Yes, I can expand on that.

It is the right of the owner of a given journal to decide who can read any 
given post of theirs. That right extends to not having to field questions from 
readers about why a given post isn't open to their entire friendslist, who on 
the friendslist is or isn't included on a given filter, etc. If there is that 
much drama going on between various people on someone's friendslist, it is up 
to the individuals involved with the drama to deal with it like adult human 
beings, rather than forcing everyone else of their mutual acquaintance to 
become involved in the conflict whether they have anything to do with it or not.

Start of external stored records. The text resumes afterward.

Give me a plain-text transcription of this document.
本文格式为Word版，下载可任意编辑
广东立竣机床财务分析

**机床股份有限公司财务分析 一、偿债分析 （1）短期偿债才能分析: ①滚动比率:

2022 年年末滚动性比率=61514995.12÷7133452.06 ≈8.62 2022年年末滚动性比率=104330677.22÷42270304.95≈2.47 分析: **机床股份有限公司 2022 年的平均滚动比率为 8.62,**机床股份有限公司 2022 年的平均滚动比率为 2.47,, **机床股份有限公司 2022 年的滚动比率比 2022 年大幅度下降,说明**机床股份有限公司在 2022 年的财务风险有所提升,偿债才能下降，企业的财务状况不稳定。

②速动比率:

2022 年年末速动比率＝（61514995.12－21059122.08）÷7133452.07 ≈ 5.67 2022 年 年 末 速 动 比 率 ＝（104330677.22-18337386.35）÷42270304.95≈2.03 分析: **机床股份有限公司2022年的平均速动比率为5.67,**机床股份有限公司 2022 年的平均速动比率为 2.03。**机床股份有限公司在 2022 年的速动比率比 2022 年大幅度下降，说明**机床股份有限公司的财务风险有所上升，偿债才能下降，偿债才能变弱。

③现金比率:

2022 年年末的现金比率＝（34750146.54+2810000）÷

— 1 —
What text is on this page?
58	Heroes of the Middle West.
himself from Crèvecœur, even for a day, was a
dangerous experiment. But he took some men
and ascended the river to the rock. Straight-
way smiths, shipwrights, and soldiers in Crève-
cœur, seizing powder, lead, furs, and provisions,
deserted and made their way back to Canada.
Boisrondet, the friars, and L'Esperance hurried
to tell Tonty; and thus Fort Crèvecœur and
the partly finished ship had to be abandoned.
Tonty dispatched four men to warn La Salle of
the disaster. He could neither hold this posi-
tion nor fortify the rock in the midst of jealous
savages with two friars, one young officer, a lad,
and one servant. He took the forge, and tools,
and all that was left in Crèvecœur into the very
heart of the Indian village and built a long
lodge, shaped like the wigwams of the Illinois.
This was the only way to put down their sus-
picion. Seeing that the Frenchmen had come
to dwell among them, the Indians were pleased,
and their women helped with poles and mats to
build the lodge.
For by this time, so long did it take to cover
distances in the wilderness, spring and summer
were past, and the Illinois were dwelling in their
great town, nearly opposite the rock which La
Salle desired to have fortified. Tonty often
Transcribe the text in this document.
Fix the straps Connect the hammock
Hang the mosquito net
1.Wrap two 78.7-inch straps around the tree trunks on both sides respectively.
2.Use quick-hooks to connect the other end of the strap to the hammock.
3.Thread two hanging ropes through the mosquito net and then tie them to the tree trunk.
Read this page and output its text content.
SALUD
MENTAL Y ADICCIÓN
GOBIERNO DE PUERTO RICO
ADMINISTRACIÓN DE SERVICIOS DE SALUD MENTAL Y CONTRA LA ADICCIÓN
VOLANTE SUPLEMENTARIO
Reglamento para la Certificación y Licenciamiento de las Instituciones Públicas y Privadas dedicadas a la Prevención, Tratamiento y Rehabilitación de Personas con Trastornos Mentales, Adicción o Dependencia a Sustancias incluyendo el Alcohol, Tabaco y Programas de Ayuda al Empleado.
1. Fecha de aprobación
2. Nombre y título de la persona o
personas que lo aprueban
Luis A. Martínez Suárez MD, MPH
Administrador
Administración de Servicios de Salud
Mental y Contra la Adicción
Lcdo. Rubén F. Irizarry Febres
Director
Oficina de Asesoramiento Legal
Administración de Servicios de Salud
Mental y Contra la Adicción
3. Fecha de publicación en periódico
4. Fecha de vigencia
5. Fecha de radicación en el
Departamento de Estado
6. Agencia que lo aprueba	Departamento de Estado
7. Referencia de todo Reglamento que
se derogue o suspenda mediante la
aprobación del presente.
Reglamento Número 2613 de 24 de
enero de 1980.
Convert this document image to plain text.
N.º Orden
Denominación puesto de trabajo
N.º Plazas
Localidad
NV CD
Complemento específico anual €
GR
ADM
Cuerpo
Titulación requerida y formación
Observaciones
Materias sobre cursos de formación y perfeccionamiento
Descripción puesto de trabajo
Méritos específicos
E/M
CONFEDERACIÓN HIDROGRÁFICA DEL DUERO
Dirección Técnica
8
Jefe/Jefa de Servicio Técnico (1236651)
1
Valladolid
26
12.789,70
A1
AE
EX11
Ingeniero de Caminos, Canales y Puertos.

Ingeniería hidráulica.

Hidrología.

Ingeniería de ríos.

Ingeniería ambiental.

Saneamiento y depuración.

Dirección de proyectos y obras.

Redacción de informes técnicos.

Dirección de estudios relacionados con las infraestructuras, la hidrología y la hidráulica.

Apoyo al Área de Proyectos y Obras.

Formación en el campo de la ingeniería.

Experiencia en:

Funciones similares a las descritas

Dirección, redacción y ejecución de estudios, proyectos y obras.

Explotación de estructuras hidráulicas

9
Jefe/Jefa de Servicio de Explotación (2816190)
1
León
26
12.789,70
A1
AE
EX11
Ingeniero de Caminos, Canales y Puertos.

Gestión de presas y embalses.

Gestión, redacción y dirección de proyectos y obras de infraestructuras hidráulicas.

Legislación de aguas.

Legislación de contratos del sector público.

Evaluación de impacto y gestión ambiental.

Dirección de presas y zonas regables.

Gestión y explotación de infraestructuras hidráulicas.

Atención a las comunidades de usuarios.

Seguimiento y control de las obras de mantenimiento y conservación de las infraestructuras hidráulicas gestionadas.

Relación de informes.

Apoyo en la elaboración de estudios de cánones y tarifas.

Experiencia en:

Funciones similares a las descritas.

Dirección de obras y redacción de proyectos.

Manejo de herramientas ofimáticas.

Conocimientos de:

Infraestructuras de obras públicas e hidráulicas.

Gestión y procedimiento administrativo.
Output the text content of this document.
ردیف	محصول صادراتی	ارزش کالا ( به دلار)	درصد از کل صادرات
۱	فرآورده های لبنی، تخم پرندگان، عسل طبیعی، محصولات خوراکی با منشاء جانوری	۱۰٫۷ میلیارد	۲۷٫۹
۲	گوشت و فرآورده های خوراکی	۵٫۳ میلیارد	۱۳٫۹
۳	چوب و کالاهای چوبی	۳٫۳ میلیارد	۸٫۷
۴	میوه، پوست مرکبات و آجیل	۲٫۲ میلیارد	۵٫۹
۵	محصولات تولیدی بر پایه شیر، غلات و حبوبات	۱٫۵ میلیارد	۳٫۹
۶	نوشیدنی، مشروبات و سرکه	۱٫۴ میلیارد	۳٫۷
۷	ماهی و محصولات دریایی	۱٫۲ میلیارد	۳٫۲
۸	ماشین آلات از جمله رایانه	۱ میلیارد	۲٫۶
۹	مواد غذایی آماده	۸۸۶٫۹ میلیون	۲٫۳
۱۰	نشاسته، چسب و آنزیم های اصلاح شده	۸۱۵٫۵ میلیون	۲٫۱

How is it "dangerous" for the person creating the filter to have more 
information about who is seeing what they're posting than the people seeing the 
posts? The only people it seems like it would be "dangerous" to are the readers 
of a friendslocked post who might choose to break friendslock by then 
discussing the friendslocked post with someone they made the mistake of 
assuming was included in the discussion. The simple solution there is not to 
violate the basic principle of a friendslock: you can either ask the original 
poster if it's okay for you to discuss a given post with another specific 
person, or don't discuss it outside of that post. If you don't feel comfortable 
asking the original poster for permission to discuss the post with another 
person who might not have been included in the filter, then it's probably 
something you shouldn't be discussing with other people anyway.


principia_coh
Alexis Carpenter

-------------- Original message -------------- 
From: zvi <[email protected]> 
Can you expand on that? I honestly don't understand how it becomes less private 
to tell people "restricted beyond just the friendslist" and it strikes me as 
dangerous for the person doing the locking, as those on the filter are left to 
assume that everyone trusted by the OP is in on the discussion, rather than 
some subset.


On Tue, Jan 13, 2009 at 1:59 PM, <[email protected]> wrote:


Yes. The privacy involved in choosing to have a filter extends to disclosing 
whether or not there is a filter in use.